India’s trusty red-and-white satellite launch vehicle had just lifted off from its launchpad moments before and blasted into orbit.

The Polar Satellite Launch Vehicle C37 was about to perform a delicate maneuver – carefully sending 104 satellites into the heavens in pairs, the highest number ever attempted in one mission. One Indian space analyst on television likened the complicated maneuver to dropping children at different bus stops.

Around 10 a.m., the announcement came – all the satellites had been successfully launched. The scientists breathed a collective sigh of relief, and backslapping and applause followed.

“This is a great moment for each and every one of us. Today we have created history,” said the project’s manager, B. Jayakumar afterward. The total number of satellites far outstripped the previous record – 37 simultaneously sent into space by Russia in 2014.

Wednesday’s launch was another success for the Indian Space Research Organization, which is rapidly gaining a reputation globally for its effective yet low-cost missions.

India has already sent up dozens of satellites, including 20 at once last year.

In 2014, India became the first Asian nation to successfully send a Mars probe into orbit of the red planet, a bargain $74 million effort that, as Prime Minister Narendra Modi noted at the time, cost less than what it took to make the Hollywood space movie “Gravity.”

The fierce national pride that resulted after that success sent the Mars probe rocketing on to the face of the country’s new 2,000 rupee currency note in November.

Now, India is showcasing its competitiveness in the $300 billion global space market, said Rajeswari Pillai Rajagopalan, head of the Nuclear and Space Policy Initiative at the Observer Research Foundation in New Delhi.

The 104 satellites on board – from India, the United States, Kazakhstan, the Netherlands, Switzerland and the United Arab Emirates – are considered small, micro and nano-sized spacecraft, much easier to load onto a rocket in greater numbers.

India’s commercial arm, Antrix Corporation, has charged about $3 million to send a satellite into space in recent years, far less than private companies. The ability to reuse components and some government subsidies contribute to these savings, Rajagopalan said.

The complex, 90-minute mission “shows that India’s space program has come a long way, and gained a lot more sophistication in terms of launch capabilities,” he said.

India increased the budget of its space program by more than 20 percent this year in an effort to mount a second Mars mission in the coming years, as well as an orbiter mission to Venus that may done in collaboration with scientists from the U.S.’s National Aeronautics and Space Administration.
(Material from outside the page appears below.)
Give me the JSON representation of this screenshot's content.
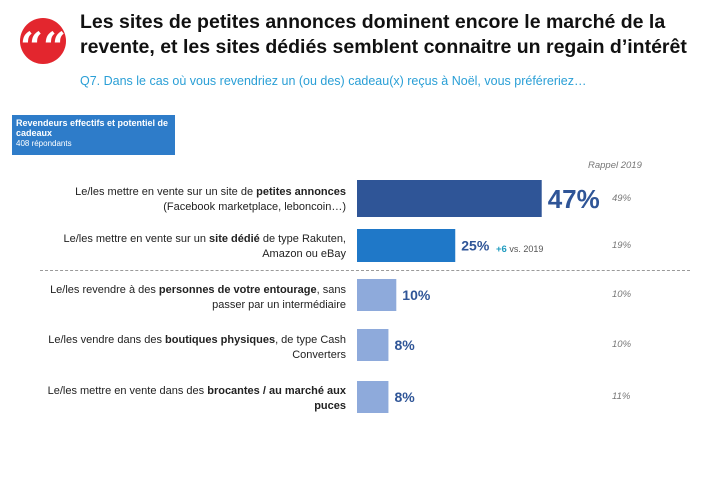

As the scientists in India watched anxiously on Wednesday, a group of environmentally-focused techies gathered around big screens at their San Francisco headquarters with equal excitement, filming the lift-off on their smartphones.

The American earth-imaging company now known as Planet owns 88 of the satellites sent into orbit Wednesday, and their flock of tiny craft called “Doves” will join another 12 satellites already in rotation in an ambitious project to “image all of Earth’s landmass every day,” the company noted in a post-launch report.